Decreasing Time Handler Spends on Waiting for Incoming Data

When Handler accomplishes processing of previously received market data, it initiates reception of new incoming data if it's available in the feed. In reality, data packets do not come each after another, but there's a certain time interval between two neighbor packets. Pauses between incoming packets causes Feed Engine binded to the Handler to suspend activities and sleep in kernel while waiting for incoming data. As a result, data and execution code can be ejected from processor's cache. That brings to the fact next iteration of processing loop will be performed slower in compare to previous one. To have an influence on the amount of time Feed Engine waits in kernel on incoming data, it provides OnixS::CME::MDH::FeedEngineSettings::dataWaitTime parameter, whose value defines time Feed Engine spends in I/O operation while waiting for incoming data. Reducing value of noted parameter increases number of wake-ups and thus reduces probability for Feed Engine to be thrown out of processor's cache. If parameter is set to zero, Feed Engine just checks for data available, but does not enter kernel for a sleep. The drawback of reducing waiting time is an increase of processor consumption (up to 100% in case of zero parameter value).

Suppressing Market Data Copying

Under normal conditions, Handler effectively utilizes internal structures used to keep incoming market data. Packets and FIX messages are re-used once contained data is processed by Handler. Therefore, no data is allocated during real-time market data processing.

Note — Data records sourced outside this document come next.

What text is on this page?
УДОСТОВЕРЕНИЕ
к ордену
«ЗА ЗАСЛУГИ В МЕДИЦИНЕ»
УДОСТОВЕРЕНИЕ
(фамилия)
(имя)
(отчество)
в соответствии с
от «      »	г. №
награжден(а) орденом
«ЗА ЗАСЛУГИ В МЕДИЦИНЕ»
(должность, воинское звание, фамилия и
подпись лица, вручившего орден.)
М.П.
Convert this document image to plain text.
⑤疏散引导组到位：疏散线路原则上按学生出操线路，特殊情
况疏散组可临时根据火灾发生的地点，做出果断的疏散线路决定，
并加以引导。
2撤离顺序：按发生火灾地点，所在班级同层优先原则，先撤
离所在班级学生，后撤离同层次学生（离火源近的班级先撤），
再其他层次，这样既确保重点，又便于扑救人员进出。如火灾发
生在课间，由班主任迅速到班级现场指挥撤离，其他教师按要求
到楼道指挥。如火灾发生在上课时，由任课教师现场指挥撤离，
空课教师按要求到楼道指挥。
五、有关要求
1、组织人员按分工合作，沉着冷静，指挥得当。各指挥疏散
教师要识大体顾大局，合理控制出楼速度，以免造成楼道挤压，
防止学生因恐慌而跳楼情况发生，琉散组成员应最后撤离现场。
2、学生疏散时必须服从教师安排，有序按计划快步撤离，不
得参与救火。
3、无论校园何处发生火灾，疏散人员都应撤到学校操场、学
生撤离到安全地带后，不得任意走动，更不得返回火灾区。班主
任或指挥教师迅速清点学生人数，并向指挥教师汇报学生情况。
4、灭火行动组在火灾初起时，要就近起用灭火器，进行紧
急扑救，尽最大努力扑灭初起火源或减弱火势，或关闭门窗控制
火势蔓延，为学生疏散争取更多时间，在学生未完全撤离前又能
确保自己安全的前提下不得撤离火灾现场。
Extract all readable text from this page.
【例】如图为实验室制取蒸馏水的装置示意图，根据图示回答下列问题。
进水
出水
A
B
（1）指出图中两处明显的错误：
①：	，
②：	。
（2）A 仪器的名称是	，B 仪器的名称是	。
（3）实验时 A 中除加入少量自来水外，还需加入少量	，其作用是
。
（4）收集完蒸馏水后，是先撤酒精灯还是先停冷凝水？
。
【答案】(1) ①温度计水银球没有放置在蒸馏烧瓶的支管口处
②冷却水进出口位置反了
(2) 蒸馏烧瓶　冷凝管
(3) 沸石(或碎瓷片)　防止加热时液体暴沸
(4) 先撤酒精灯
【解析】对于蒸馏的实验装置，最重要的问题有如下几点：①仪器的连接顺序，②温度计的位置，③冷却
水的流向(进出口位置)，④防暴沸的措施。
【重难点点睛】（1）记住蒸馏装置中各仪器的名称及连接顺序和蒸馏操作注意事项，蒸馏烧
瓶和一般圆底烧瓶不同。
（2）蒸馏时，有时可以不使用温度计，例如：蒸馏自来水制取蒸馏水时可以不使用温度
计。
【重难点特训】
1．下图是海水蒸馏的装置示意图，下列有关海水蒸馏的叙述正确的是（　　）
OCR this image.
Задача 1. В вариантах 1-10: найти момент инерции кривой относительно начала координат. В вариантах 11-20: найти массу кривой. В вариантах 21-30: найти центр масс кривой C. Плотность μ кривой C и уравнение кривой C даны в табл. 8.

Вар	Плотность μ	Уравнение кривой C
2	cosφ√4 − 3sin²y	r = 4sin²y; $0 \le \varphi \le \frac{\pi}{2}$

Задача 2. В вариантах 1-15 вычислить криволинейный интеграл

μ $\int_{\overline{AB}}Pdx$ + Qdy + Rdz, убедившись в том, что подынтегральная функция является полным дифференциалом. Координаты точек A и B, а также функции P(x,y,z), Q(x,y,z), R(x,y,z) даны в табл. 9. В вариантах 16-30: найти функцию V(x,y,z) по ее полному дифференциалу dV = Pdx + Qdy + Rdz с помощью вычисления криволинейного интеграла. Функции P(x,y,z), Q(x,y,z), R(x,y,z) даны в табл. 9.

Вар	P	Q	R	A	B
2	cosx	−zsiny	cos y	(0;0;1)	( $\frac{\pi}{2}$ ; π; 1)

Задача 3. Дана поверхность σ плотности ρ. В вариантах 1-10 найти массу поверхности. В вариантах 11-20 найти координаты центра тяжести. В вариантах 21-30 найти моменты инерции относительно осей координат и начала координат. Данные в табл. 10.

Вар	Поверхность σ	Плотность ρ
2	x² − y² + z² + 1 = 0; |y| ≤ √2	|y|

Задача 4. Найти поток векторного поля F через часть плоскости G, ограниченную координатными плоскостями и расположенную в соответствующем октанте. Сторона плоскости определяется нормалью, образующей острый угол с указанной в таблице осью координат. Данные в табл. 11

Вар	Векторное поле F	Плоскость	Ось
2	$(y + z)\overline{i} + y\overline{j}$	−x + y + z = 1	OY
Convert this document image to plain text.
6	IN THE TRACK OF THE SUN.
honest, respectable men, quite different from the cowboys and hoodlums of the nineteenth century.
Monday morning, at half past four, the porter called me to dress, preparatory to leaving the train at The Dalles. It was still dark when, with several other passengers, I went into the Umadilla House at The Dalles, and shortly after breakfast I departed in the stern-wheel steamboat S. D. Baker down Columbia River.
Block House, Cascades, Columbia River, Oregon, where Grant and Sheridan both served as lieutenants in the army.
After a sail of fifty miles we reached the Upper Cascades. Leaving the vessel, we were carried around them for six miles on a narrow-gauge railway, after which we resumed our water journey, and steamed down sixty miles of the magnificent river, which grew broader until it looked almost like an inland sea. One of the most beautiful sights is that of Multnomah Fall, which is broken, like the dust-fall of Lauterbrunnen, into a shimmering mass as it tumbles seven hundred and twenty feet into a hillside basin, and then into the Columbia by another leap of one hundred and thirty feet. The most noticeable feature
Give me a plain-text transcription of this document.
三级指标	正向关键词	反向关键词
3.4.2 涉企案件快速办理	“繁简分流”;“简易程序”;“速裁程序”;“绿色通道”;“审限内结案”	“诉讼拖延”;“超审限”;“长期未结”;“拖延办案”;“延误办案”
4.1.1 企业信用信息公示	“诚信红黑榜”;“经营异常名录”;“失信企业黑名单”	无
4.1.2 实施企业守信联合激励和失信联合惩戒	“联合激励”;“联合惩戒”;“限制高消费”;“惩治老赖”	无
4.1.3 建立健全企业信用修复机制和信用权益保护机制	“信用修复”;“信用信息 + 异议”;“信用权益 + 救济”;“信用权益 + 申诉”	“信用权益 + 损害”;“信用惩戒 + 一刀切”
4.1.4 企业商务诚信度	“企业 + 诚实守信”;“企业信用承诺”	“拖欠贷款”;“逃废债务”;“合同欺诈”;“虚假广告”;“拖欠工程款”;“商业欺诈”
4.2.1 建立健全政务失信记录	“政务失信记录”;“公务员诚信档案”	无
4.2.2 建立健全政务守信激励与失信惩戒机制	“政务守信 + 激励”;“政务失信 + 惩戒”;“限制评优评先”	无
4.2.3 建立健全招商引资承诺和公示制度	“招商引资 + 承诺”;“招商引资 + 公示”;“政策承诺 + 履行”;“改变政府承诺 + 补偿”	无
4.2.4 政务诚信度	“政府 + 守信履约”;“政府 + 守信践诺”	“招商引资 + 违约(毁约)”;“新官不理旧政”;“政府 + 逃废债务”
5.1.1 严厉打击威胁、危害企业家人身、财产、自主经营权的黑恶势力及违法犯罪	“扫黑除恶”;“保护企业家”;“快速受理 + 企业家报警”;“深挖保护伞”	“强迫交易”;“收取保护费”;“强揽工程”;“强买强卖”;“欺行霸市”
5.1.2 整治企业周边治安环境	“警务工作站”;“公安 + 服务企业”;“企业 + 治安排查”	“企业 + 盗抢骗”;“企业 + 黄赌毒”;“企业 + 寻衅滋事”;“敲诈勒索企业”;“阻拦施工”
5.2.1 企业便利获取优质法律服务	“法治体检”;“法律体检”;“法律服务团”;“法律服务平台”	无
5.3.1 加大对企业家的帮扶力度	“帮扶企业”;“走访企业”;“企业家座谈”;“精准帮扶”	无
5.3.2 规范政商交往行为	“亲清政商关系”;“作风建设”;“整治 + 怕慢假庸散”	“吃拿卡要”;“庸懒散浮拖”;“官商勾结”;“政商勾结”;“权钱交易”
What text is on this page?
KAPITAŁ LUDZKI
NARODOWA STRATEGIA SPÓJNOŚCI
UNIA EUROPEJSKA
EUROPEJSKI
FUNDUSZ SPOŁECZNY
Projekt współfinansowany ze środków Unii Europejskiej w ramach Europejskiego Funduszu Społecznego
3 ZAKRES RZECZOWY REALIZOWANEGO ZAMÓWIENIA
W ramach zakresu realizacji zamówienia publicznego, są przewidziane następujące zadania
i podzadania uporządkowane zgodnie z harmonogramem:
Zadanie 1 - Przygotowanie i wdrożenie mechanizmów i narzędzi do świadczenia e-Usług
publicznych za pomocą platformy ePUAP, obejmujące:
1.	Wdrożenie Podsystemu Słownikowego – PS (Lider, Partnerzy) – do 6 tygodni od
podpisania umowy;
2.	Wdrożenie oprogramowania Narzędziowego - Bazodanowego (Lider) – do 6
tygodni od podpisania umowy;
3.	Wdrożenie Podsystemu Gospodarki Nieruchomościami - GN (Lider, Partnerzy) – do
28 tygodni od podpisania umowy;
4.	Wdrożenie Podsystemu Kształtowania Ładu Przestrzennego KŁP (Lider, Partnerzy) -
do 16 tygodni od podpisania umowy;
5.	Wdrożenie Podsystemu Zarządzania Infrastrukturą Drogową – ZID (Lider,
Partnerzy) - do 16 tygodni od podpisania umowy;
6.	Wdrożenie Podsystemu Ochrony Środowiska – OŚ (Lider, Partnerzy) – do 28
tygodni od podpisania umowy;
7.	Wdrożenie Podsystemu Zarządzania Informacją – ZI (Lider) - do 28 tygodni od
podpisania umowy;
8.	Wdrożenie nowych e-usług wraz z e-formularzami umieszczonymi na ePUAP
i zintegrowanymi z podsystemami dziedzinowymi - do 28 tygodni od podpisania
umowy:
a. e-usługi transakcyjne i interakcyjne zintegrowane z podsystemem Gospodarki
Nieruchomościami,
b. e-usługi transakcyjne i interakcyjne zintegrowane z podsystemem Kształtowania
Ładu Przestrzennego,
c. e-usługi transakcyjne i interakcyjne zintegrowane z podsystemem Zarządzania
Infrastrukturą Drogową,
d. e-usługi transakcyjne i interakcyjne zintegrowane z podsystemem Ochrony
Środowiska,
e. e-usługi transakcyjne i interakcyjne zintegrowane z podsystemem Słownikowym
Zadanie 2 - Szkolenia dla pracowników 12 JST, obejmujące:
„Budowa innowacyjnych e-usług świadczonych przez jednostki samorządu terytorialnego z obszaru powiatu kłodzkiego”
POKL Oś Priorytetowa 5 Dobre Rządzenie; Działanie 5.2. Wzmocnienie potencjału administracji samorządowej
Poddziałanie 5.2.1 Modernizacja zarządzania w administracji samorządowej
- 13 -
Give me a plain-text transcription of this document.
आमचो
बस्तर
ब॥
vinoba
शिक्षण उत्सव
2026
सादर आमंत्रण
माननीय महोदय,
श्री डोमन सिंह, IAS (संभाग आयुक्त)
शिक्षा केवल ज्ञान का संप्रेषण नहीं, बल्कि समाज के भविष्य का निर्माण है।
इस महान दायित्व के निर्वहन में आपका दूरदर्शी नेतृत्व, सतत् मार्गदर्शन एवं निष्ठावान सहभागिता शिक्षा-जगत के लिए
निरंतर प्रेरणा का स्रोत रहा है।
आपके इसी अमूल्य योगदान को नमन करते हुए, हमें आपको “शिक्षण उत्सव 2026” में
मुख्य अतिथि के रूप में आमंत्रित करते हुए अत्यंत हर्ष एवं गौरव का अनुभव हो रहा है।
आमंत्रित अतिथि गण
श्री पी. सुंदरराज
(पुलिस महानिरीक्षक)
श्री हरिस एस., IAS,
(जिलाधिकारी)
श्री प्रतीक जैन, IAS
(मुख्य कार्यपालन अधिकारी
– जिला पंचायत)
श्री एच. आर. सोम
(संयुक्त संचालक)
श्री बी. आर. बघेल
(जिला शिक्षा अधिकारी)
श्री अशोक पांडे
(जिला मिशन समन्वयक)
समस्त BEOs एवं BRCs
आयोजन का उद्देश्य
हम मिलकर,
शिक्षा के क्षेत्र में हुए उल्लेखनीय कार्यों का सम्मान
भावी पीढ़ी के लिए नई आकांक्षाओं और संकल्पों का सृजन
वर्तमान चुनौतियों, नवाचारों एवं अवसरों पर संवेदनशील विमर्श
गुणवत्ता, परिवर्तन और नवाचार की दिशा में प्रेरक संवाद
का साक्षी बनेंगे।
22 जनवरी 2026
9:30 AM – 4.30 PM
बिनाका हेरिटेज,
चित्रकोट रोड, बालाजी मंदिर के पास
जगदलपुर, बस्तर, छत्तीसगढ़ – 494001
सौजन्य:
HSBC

However, data may be copied within callbacks Handler invokes as listeners to various market data events. Thus, when book is copied, that invokes memory allocation and thus has negative effect onto performance and latency. To improve the results, copying should be minimized or strategies with preallocation should be used.

For example, book snapshots can be constructed of certain capacity capable to store particular number of price levels. Constructing book snapshots with initial capacity sufficient to hold books of maximal possible depth will eliminate reallocations.